Exactly How Does A Milking Machine Work?

There are farmers that only hand milk their cows because they don’t need a machine, but there are machines that will do this for them.

They are very easy to use, despite how complex they look, and you can use them very easily. The objective is to hook up the cow to the machine and cause the milk to flow.

This is how it works:

On the apparatus are teat cups that are attached to the teats of the cow. There are those that are made of silicone, whereas others are made of rubber, and they almost always have a stainless steel shell. The liners, which are also part of the system, will touch the cow. They can form a seal, and this is between the short milk tube and the teat, which is also used to transport the milk when it is extracted. Liners are going to move because of what is called a pulsator valve. This can only move because of the vacuum pump. There is a shell, connected to the pulsation chamber, plus the liner on the system.

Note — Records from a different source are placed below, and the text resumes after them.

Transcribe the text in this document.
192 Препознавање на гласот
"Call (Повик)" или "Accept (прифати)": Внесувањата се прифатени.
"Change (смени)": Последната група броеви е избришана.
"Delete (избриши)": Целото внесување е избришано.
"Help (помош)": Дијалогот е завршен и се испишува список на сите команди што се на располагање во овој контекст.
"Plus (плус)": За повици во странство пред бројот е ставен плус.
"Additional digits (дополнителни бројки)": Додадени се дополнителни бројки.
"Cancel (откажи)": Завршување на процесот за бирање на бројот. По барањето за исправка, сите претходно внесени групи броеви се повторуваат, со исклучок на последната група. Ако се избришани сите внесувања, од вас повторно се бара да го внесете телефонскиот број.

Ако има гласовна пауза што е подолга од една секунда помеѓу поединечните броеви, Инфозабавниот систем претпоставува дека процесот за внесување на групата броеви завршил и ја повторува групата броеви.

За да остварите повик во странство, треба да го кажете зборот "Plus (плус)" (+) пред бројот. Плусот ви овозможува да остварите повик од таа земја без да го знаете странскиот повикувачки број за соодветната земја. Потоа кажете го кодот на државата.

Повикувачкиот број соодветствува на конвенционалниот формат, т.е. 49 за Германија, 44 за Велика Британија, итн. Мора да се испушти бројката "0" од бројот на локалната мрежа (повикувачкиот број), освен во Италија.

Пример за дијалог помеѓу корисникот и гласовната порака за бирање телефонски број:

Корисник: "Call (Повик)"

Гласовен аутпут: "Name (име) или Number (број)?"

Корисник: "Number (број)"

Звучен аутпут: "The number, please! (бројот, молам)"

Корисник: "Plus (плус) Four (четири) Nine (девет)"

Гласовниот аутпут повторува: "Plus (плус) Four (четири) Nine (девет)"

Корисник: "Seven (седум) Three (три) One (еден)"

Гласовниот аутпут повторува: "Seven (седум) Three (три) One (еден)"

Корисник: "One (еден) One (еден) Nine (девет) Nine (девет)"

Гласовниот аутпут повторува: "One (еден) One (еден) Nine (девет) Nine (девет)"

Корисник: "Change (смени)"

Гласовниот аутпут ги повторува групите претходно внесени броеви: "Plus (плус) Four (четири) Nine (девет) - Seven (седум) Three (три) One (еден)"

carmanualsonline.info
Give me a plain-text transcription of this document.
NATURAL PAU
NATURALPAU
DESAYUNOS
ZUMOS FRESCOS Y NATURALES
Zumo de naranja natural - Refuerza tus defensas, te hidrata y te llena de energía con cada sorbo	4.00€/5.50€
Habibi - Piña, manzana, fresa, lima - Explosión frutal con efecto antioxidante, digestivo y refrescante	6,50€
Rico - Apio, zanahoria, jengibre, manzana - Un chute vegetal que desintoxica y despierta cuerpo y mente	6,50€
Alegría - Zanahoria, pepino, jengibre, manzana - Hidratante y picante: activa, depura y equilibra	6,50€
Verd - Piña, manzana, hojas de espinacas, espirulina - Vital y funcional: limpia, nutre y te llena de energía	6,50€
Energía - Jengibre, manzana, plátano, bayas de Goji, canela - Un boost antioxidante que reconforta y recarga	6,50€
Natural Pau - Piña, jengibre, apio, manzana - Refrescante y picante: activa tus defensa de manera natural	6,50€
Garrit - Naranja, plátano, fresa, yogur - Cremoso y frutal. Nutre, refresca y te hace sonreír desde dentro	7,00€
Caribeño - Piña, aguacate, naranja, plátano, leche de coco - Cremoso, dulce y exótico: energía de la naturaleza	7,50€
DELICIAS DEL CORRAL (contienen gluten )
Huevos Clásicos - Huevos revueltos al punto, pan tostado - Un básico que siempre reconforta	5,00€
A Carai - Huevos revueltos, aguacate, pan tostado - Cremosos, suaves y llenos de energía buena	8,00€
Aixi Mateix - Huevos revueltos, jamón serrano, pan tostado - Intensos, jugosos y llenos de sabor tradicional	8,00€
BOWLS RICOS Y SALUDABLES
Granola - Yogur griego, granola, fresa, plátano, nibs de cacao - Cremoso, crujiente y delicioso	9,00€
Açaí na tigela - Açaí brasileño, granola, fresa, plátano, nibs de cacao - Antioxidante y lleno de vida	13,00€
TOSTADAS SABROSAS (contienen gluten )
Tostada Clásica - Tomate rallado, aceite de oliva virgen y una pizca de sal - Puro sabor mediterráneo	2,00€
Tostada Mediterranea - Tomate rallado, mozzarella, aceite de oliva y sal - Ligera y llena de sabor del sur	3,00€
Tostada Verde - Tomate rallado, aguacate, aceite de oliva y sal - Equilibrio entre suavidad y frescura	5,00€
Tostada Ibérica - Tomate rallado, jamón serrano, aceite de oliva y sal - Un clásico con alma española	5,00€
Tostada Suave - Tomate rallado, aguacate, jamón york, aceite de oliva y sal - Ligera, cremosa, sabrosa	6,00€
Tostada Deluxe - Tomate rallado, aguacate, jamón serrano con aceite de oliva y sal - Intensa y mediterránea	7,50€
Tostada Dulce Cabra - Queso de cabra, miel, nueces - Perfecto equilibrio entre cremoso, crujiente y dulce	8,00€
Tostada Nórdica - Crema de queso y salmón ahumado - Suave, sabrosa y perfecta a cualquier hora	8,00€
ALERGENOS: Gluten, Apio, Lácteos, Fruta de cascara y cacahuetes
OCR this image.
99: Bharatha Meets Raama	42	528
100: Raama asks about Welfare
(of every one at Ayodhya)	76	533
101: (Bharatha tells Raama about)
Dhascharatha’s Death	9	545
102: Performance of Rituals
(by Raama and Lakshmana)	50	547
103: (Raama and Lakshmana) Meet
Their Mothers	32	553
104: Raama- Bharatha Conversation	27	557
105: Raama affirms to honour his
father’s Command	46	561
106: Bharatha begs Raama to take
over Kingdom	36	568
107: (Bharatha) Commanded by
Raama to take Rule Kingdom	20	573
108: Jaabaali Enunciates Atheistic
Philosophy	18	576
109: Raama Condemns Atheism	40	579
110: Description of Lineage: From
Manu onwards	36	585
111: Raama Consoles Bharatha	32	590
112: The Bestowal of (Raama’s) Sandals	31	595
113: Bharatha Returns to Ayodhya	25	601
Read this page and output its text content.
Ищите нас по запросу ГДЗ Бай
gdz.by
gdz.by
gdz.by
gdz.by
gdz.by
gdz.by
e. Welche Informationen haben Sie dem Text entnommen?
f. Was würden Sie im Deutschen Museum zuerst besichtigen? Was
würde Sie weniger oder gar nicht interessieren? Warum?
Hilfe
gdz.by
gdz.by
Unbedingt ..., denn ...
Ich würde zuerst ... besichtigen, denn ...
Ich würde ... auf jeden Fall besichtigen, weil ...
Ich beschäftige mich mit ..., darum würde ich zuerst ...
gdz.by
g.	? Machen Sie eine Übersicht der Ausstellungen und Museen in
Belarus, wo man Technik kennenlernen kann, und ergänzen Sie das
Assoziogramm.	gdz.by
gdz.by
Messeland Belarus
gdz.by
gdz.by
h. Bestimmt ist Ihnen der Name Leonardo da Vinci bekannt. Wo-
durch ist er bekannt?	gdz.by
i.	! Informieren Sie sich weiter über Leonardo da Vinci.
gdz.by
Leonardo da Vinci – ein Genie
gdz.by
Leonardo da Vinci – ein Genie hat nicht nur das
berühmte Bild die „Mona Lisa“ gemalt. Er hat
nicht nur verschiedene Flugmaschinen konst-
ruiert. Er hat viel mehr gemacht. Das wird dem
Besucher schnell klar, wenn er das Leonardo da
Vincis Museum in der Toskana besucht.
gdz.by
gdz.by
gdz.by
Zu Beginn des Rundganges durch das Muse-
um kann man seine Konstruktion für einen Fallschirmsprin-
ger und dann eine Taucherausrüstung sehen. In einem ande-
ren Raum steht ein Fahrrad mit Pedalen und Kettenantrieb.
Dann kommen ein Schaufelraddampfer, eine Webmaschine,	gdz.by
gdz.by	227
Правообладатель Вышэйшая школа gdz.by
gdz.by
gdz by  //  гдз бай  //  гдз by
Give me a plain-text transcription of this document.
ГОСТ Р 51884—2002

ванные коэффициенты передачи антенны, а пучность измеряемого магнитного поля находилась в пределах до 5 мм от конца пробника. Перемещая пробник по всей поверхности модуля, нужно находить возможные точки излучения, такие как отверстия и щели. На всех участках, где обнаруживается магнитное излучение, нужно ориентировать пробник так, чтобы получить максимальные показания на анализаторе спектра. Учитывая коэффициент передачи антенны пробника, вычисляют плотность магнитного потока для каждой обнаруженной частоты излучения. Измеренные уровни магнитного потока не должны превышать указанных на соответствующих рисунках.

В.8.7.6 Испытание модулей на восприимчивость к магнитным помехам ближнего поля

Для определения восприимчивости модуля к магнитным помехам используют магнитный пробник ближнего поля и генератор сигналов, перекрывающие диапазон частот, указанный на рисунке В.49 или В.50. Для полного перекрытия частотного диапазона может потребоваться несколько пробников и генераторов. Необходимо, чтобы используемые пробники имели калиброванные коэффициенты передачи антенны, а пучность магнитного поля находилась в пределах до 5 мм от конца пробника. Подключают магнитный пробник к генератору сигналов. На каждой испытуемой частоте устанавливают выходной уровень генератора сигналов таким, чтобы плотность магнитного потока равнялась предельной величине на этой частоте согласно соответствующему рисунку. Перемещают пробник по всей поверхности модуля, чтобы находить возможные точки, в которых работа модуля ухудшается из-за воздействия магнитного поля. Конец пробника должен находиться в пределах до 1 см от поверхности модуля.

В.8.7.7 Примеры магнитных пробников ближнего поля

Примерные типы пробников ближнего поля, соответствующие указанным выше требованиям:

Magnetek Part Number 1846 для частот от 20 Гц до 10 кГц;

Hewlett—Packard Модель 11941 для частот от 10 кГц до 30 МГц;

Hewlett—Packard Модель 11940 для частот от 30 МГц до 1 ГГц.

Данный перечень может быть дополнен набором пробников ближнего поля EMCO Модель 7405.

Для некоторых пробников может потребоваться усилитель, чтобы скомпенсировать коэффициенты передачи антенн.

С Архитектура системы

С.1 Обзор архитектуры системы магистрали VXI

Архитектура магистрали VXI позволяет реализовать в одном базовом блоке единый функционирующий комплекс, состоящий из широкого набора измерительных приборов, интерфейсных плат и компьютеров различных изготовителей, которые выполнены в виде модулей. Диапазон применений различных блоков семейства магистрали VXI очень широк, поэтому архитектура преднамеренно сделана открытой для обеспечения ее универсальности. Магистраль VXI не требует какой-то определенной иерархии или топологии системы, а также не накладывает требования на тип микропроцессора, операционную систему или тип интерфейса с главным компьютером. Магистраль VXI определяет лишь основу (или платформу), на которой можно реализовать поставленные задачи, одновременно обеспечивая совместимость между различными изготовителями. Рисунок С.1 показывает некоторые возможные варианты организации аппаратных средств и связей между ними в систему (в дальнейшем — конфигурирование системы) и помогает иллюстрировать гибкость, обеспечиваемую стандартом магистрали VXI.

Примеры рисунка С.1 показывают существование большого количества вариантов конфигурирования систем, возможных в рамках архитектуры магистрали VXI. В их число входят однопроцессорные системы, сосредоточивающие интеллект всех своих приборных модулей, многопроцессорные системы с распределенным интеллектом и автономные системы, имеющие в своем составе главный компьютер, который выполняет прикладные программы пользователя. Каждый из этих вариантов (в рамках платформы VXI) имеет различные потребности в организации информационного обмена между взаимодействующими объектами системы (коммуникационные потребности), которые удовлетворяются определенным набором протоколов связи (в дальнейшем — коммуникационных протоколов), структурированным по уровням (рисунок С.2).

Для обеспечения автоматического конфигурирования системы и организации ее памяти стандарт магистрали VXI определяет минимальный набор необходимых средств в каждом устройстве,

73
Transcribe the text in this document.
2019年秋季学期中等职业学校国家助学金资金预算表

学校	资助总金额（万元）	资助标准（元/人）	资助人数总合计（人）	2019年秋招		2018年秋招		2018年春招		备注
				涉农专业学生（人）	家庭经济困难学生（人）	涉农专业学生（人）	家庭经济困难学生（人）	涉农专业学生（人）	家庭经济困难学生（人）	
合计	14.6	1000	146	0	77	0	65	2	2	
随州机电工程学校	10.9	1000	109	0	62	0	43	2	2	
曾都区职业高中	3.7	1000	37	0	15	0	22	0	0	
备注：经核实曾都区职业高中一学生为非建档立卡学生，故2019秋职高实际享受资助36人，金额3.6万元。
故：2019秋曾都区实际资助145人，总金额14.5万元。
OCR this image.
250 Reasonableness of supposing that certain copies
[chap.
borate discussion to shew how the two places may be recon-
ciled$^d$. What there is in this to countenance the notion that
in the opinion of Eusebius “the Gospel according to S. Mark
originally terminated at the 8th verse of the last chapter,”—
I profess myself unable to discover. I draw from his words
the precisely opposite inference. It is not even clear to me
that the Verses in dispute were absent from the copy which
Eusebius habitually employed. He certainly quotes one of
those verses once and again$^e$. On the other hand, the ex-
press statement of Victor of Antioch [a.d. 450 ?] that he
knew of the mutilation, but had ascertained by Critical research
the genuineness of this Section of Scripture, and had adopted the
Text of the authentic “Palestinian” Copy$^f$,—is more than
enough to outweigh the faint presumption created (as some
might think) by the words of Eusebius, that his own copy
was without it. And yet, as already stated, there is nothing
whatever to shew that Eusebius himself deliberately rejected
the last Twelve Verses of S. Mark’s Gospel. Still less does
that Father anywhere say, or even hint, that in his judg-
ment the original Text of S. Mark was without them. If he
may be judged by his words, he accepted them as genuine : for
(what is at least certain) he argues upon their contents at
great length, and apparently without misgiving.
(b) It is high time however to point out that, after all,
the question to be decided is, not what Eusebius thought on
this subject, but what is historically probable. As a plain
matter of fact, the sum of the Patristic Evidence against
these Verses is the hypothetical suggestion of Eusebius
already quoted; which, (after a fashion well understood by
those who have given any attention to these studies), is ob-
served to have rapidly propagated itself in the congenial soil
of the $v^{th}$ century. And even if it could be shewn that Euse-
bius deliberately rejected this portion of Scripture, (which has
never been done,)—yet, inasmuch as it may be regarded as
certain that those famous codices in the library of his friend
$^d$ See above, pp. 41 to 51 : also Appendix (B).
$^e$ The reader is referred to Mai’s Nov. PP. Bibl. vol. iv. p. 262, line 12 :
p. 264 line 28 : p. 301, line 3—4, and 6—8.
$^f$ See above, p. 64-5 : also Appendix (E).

When the pulsator begins to function, it will cause the vacuum to open up the liner.

When this is on, there is a short milk tube that is going to provide constant section. The equalization of air pressure in between the vacuum, the short milk tube, and the pulsation chamber, will lead to the milk beginning to flow.

After the pulsator releases the vacuum, then the liner will be able to be exposed to the air once more. The air pressure in the pulsation chamber is going to be higher, especially when compared to the short milk tube, and this will lead to a massaging motion and the collapse of this on the teat. This is what allows proper blood circulation to flow during this process.

When the pulsator operates, it does so what about 60 cycles per minute.

There are short milk tubes, attached to teat cups, and if there are multiple ones this is part of the claw. This is how all of the milk can be extracted and mixed together.
The vacuum connected to the long milk tube will pull the milk through the line.

It will then flow through the long milk tube and will enter into the receiving jar. In many cases, trapped air pockets will be present, and these will be released. All of the other cows that have had milk extracted will have their milk mixed in with the others.

The receiving jar, at this point, will begin to fill up, and the pump will begin to push the milk into a larger tank where it can be kept at a cool temperature.

Once the udder has emptied, it will cause the machine to shut off. Meters will make sure that this occurs.
The teat cups, in the absence of the section, will fall from the teats of the cow.

Iodine is then used in order to prevent infection, specifically preventing any form of contamination going back into the teats when the pulsator let’s air into each teat cup.
Once done, the machine is properly cleaned.

In cases where there are smaller operators, they can do this a little differently, typically using some form of a bucket. The pulsator will be on top of the bucket. Once the process is over, it is removed, and all that you have left is fresh farm milk, due to this small milk pasteuriser.

How To Clean The Machine

Flushing is the best way to clean milking machines but it can be done in other ways. You can use a bucket, or a full-fledged flushing system that will use a vacuum to purge the entire apparatus. By doing this regularly, and also taking out clusters that will appear in the bucket, you can clean everything to the best of your ability.